A Day in the Life of a Glazier in Sunderland

We use glass every single day, whether it is used to enjoy a glass of juice or to look out of the window to check the weather, but do we know where it comes from and how it’s made? At the National Glass Centre in Sunderland you can learn more about glass in a fun way (honest!)

Glass-making was established in Sunderland in 674AD after French glaziers (people who make things from glass) brought the skill to Wearmouth, an area which a large community of monasteries. Sunderland’s National Glass Centre was opened in 1998 to help with the local production and education of cotemporary glass. Here is a selection of the glass objects which are made there.


 

Start your trip to the glass centre with a walk across the glass roof if you dare! After all it isn’t every day you get to walk across a roof. When you enter the centre, which is also part of the University of Sunderland, you can look up and see who else was brave enough to take the walk of faith over the glass!

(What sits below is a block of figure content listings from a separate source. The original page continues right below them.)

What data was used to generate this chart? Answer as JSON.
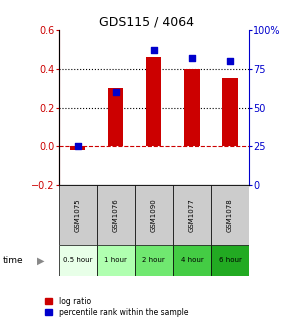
{
  "title": "GDS115 / 4064",
  "categories": [
    "GSM1075",
    "GSM1076",
    "GSM1090",
    "GSM1077",
    "GSM1078"
  ],
  "time_labels": [
    "0.5 hour",
    "1 hour",
    "2 hour",
    "4 hour",
    "6 hour"
  ],
  "log_ratio": [
    -0.022,
    0.3,
    0.46,
    0.4,
    0.355
  ],
  "percentile_rank": [
    25,
    60,
    87,
    82,
    80
  ],
  "bar_color": "#cc0000",
  "dot_color": "#0000cc",
  "left_ylim": [
    -0.2,
    0.6
  ],
  "right_ylim": [
    0,
    100
  ],
  "left_yticks": [
    -0.2,
    0.0,
    0.2,
    0.4,
    0.6
  ],
  "right_yticks": [
    0,
    25,
    50,
    75,
    100
  ],
  "right_yticklabels": [
    "0",
    "25",
    "50",
    "75",
    "100%"
  ],
  "dotted_lines": [
    0.2,
    0.4
  ],
  "zero_line": 0.0,
  "time_colors": [
    "#e8ffe8",
    "#b0ffb0",
    "#70e870",
    "#44cc44",
    "#22aa22"
  ],
  "gsm_bg_color": "#cccccc",
  "bar_width": 0.4
}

Did you know that when we look at something the image it produces is upside down and that it is our brain that turns it around so that we can see it the right way up?  You can learn loads more facts like this if you spend a little time in the Kaleidoscope Gallery where there are lots of activities for children and adults alike.



Once you have learned almost all there is to know about glass, take a walk through the workshops of some the glass artists while they are at work. Sunderland Glass Centre has links with Sunderland University and many of the people who use these workshops are learning more about the production of contemporary glass. The live glass blowing demonstrations are brilliant as you get to watch art being made before your very eyes!



Every day at 12 noon and 3pm live glass blowing demonstrations take place and you can watch as the glass artists turn raw materials in to beautiful contemporary glass products.


 

After the glass is heated and shaped it is blown and put into a mould to prepare it for s special oven where it is left over night so that it is ready to be sold.



Once you have watched the demonstrations you can finish your day off with a look around the shops where, alongside stunning pieces of contemporary glass artwork, you will find marbles in almost all shapes and sizes.


 

The National Glass Centre is open every day except 25 & 26 December and 1 January. Closed at 4pm on 24 December and 31 December.